From his teenage years, Alexandros Panagoulis was inspired by democratic values. He joined the youth organisation of the Center Union party (E.K.), known as O.N.E.K., under the leadership of Georgios Papandreou. The organisation later became known as Hellenic Democratic Youth (E.DI.N.). After the fall of the Colonels’ regime and the restoration of parliamentary rule, Panagoulis became the Secretary-General of E.DI.N., on 3 September 1974.

Resistance to the dictatorship[edit]

Alexandros Panagoulis participated actively in the fight against the Regime of the Colonels. He deserted from the Greek military because of his democratic convictions and founded the organization National Resistance. He went into self-exile in Cyprus in order to develop a plan of action. He returned to Greece where, with the help of his collaborators, he organized the 13 August 1968 assassination attempt against Papadopoulos, close to Varkiza. The attempt failed and Panagoulis was arrested.

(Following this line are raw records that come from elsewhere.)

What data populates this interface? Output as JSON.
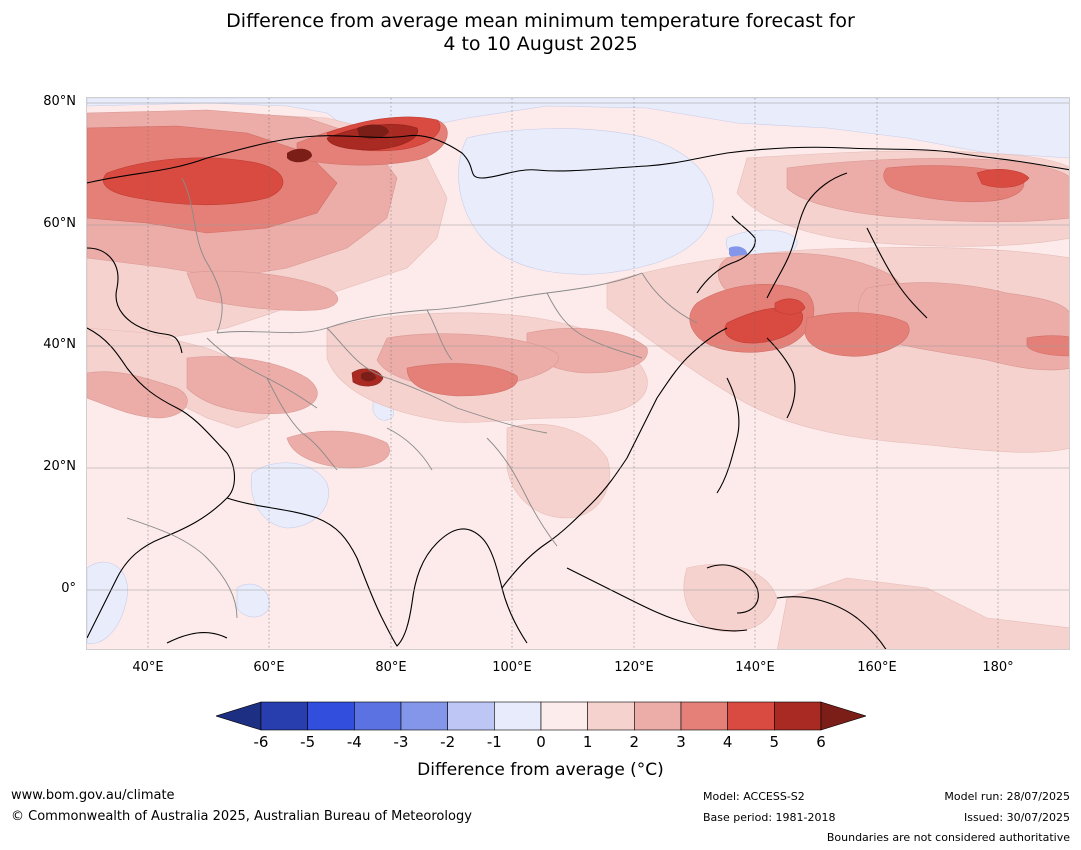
{
  "title_line1": "Difference from average mean minimum temperature forecast for",
  "title_line2": "4 to 10 August 2025",
  "lat_labels": [
    "80°N",
    "60°N",
    "40°N",
    "20°N",
    "0°"
  ],
  "lon_labels": [
    "40°E",
    "60°E",
    "80°E",
    "100°E",
    "120°E",
    "140°E",
    "160°E",
    "180°"
  ],
  "map_extent": {
    "lon_range": [
      30,
      192
    ],
    "lat_range": [
      -10,
      81
    ]
  },
  "colorbar": {
    "ticks": [
      "-6",
      "-5",
      "-4",
      "-3",
      "-2",
      "-1",
      "0",
      "1",
      "2",
      "3",
      "4",
      "5",
      "6"
    ],
    "colors": [
      "#1c2f82",
      "#283eae",
      "#314fdc",
      "#5b73e2",
      "#8496ea",
      "#bdc6f4",
      "#e7ebfb",
      "#fceceb",
      "#f5d2ce",
      "#ecaca7",
      "#e58078",
      "#d94b40",
      "#a92a22",
      "#7a1e17"
    ],
    "label": "Difference from average (°C)"
  },
  "footer": {
    "website": "www.bom.gov.au/climate",
    "copyright": "© Commonwealth of Australia 2025, Australian Bureau of Meteorology",
    "model": "Model: ACCESS-S2",
    "base_period": "Base period: 1981-2018",
    "model_run": "Model run: 28/07/2025",
    "issued": "Issued: 30/07/2025",
    "disclaimer": "Boundaries are not considered authoritative"
  }
}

In an interview held after his liberation, Italian journalist Oriana Fallaci quoted Panagoulis as saying:
I didn’t want to kill a man.
I’m not capable of killing a man.
I wanted to kill a tyrant.
Panagoulis was put on trial by the Military Court on 3 November 1968, condemned to death with other members of National Resistance on 17 November 1968, and subsequently transported to the island of Aegina for the sentence to be carried out. As a result of political pressure from the international community, the junta refrained from executing him and instead incarcerated him at the Bogiati Military Prisons on 25 November 1968.

Alexandros Panagoulis refused to cooperate with the junta, and was subjected to physical and psychological torture.[2] He escaped from prison on 5 June 1969. He was soon re-arrested and sent temporarily to the camp of Goudi. He was eventually placed in solitary confinement at Bogiati, from which he unsuccessfully attempted to escape on several occasions.

He reportedly refused amnesty offers from the junta. In August 1973, after four and a half years in jail, he benefited from a general amnesty that the military regime granted to all political prisoners during a failed attempt by Papadopoulos to liberalize his regime. Panagoulis went into self-exile in Florence, Italy, in order to continue the resistance. There he was hosted by Oriana Fallaci, his companion who was to become his biographer.

Restoration of democracy[edit]

After the restoration of democracy during the Metapolitefsi, Alexandros Panagoulis was elected as Member of Parliament for the Center Union – New Forces party in the November 1974 elections. He made also a series of allegations against mainstream politicians who he said had openly or secretly collaborated with the junta. He eventually resigned from his party, after disputes with the leadership, but remained in the parliament as an independent deputy. He stood by his allegations, which he made openly against the then Minister of National Defence, Evangelos Averoff, and others. He reportedly received political pressure and threats against his life in order to persuade him to tone down his allegations.